Ледяной поход мне описывать не хочется. О нем уже писали и еще напишут. Признаться, ни у кого из нас тогда, зимой 18-го, не было и мысли, что мы участвуем в историческом деянии, чуть ли не в Анабазисе. Сначала, по крайней мере, первые несколько дней после Ростова, мы были в полной растерянности, не понимая, куда нам идти. Льда, правда, не было, зато каждый день шел снег, а наши шинели согревали плохо. Вдобавок, поручик Михайлюк подвернул ногу еще в Ростове, и нам с поручиком Дидковким приходилось чуть ли не тащить его волоком, особенно к концу дневного перехода. У меня от холода дико болели зубы, не давая по ночам спать.
Через несколько дней потеплело, снег быстро таял, и мы очутились по колено в грязи, а на смену растерянности пришло еще худшее чувство. Мы шли, грязные и небритые, от станицы к станице, а казаки, в лучшем случае, соглашались дать нам немного хлеба. Или продать, особенно за золотые империалы. О помощи и, тем более, о добровольцах в первые недели и речи не было. Мы чувствовали себя, мягко говоря, странно, – шли спасать страну, а к нам относились, как к бродягам. Будто-бы никому, кроме нас, это не было нужно.
А потом страшные дни под Екатеринодаром, когда надежда сменялась отчаянием, гибель Лавра Георгиевича и полное безразличие, покорность судьбе, когда мы уползали обратно в степь.
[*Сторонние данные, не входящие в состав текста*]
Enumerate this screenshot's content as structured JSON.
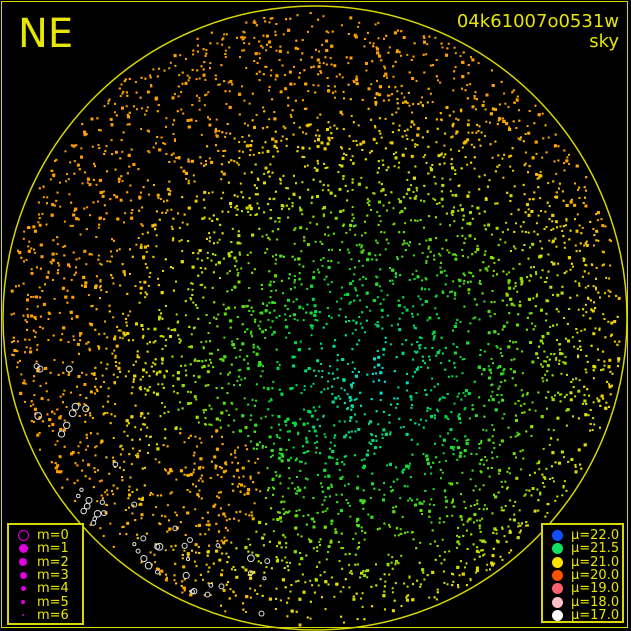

О Ледяном походе еще напишут, а я – плохой свидетель. Воспеть его я, пожалуй, не смогу.
О том, что было до войны, писать не стоит. Это совсем другая история, да и я в те легендарные времена был другим человеком. Ничего особенного в моей жизни не было. Вольнолюбивая болтовня в старших классах гимназии. Телячий восторг 18 октября 5-го года, когда Харьков узнал о манифесте Государя. Потом – страшные месяцы террора, Думское позорище, сборник «Вехи». Затем – желание забыть о политике и заняться чистой наукой. И, наконец, Великая Война, воззвание Государя, бесконечные списки убитых офицеров на газетных страницах и решение уйти туда, где ты действительно нужен. А потом – фронт. До самого Голого Поля.
Все это, наверное, выглядит наивно, но менять поздно, да и нет возможности. Во всяком случае, лучше уж так, чем как-нибудь по-другому.
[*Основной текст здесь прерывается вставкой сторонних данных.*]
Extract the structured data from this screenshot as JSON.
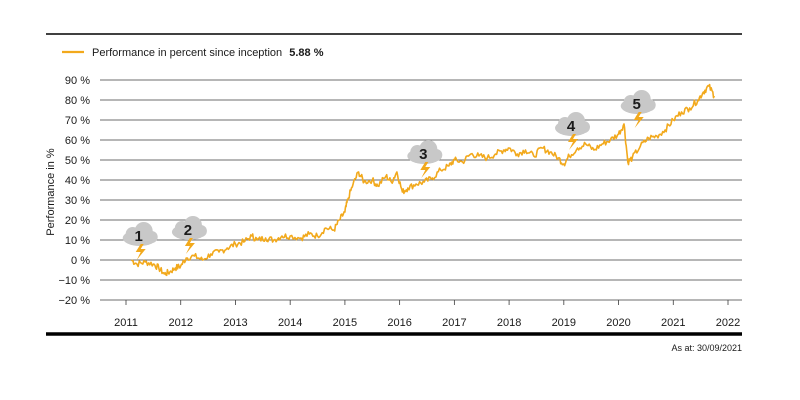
{
  "legend": {
    "label": "Performance in percent since inception",
    "value": "5.88 %"
  },
  "as_at": "As at: 30/09/2021",
  "colors": {
    "line": "#f2a91c",
    "cloud": "#c8c8c8",
    "grid": "#3c3c3c",
    "frame": "#000000"
  },
  "chart_data": {
    "type": "line",
    "ylabel": "Performance in %",
    "xlabel": "",
    "ylim": [
      -20,
      90
    ],
    "xlim": [
      2011,
      2022
    ],
    "y_ticks": [
      90,
      80,
      70,
      60,
      50,
      40,
      30,
      20,
      10,
      0,
      -10,
      -20
    ],
    "y_tick_labels": [
      "90 %",
      "80 %",
      "70 %",
      "60 %",
      "50 %",
      "40 %",
      "30 %",
      "20 %",
      "10 %",
      "0 %",
      "−10 %",
      "−20 %"
    ],
    "x_ticks": [
      "2011",
      "2012",
      "2013",
      "2014",
      "2015",
      "2016",
      "2017",
      "2018",
      "2019",
      "2020",
      "2021",
      "2022"
    ],
    "grid": true,
    "legend_position": "top-left",
    "series": [
      {
        "name": "Performance in percent since inception",
        "points": [
          [
            2011.1,
            0
          ],
          [
            2011.2,
            -2
          ],
          [
            2011.35,
            -1
          ],
          [
            2011.5,
            -2
          ],
          [
            2011.6,
            -4
          ],
          [
            2011.7,
            -7
          ],
          [
            2011.8,
            -6
          ],
          [
            2011.9,
            -4
          ],
          [
            2012.0,
            -3
          ],
          [
            2012.1,
            1
          ],
          [
            2012.25,
            2
          ],
          [
            2012.4,
            0
          ],
          [
            2012.55,
            3
          ],
          [
            2012.7,
            4
          ],
          [
            2012.85,
            6
          ],
          [
            2013.0,
            8
          ],
          [
            2013.15,
            9
          ],
          [
            2013.3,
            12
          ],
          [
            2013.4,
            10
          ],
          [
            2013.55,
            11
          ],
          [
            2013.7,
            10
          ],
          [
            2013.85,
            12
          ],
          [
            2014.0,
            12
          ],
          [
            2014.2,
            11
          ],
          [
            2014.35,
            13
          ],
          [
            2014.5,
            12
          ],
          [
            2014.65,
            16
          ],
          [
            2014.8,
            15
          ],
          [
            2014.9,
            20
          ],
          [
            2015.0,
            24
          ],
          [
            2015.05,
            30
          ],
          [
            2015.15,
            38
          ],
          [
            2015.25,
            44
          ],
          [
            2015.35,
            39
          ],
          [
            2015.5,
            40
          ],
          [
            2015.6,
            37
          ],
          [
            2015.75,
            42
          ],
          [
            2015.85,
            39
          ],
          [
            2015.95,
            44
          ],
          [
            2016.05,
            34
          ],
          [
            2016.15,
            36
          ],
          [
            2016.3,
            38
          ],
          [
            2016.45,
            39
          ],
          [
            2016.6,
            41
          ],
          [
            2016.75,
            45
          ],
          [
            2016.9,
            47
          ],
          [
            2017.0,
            50
          ],
          [
            2017.15,
            49
          ],
          [
            2017.3,
            53
          ],
          [
            2017.45,
            52
          ],
          [
            2017.6,
            51
          ],
          [
            2017.75,
            53
          ],
          [
            2017.9,
            55
          ],
          [
            2018.0,
            56
          ],
          [
            2018.15,
            53
          ],
          [
            2018.3,
            55
          ],
          [
            2018.45,
            52
          ],
          [
            2018.6,
            56
          ],
          [
            2018.75,
            54
          ],
          [
            2018.9,
            51
          ],
          [
            2019.0,
            48
          ],
          [
            2019.1,
            52
          ],
          [
            2019.25,
            56
          ],
          [
            2019.4,
            58
          ],
          [
            2019.55,
            55
          ],
          [
            2019.7,
            58
          ],
          [
            2019.85,
            60
          ],
          [
            2020.0,
            63
          ],
          [
            2020.1,
            68
          ],
          [
            2020.17,
            49
          ],
          [
            2020.25,
            51
          ],
          [
            2020.4,
            57
          ],
          [
            2020.55,
            61
          ],
          [
            2020.7,
            62
          ],
          [
            2020.85,
            65
          ],
          [
            2021.0,
            70
          ],
          [
            2021.15,
            74
          ],
          [
            2021.3,
            76
          ],
          [
            2021.45,
            80
          ],
          [
            2021.55,
            84
          ],
          [
            2021.65,
            87
          ],
          [
            2021.75,
            82
          ]
        ]
      }
    ],
    "annotations": [
      {
        "label": "1",
        "x": 2011.25,
        "y": 11
      },
      {
        "label": "2",
        "x": 2012.15,
        "y": 14
      },
      {
        "label": "3",
        "x": 2016.45,
        "y": 52
      },
      {
        "label": "4",
        "x": 2019.15,
        "y": 66
      },
      {
        "label": "5",
        "x": 2020.35,
        "y": 77
      }
    ]
  }
}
Обоз шел медленно, и в Торгаевку мы попали только утром 8 июля. Я не спешил и, вволю выспавшись на телеге, часами смотрел в безоблачное таврийское небо. Лютик бежал, привязанный к повозке, время от времени бросая на меня критические взгляды. Я понимал, что не тяну на лихого кавалериста, да и в седло влезать покуда не хотелось.
Дорога лежала по давнему чумацкому шляху: в далекие годы здесь ходили запорожцы, возвращаясь из набегов на татар. Мы теперь не возвращались, а наступали из Крыма, и странно было думать, что вся эта земля – от Каховки до Архангельска – уже чужая. И мы шли на север набегом, как когда-то крымские Гиреи.
В Торгаевке мы расстались, я сел верхом на Лютика и не спеша поехал на юго-запад, к Дмитриевке. Было жарко, нам с Лютиком хотелось пить, но я знал, что в жару ни людям, ни лошадям пить нальзя. Степь вокруг забелела ковылем, вокруг было ни души, поля пшеницы исчезли, – казалось, что мы и вправду заехали не в свой век.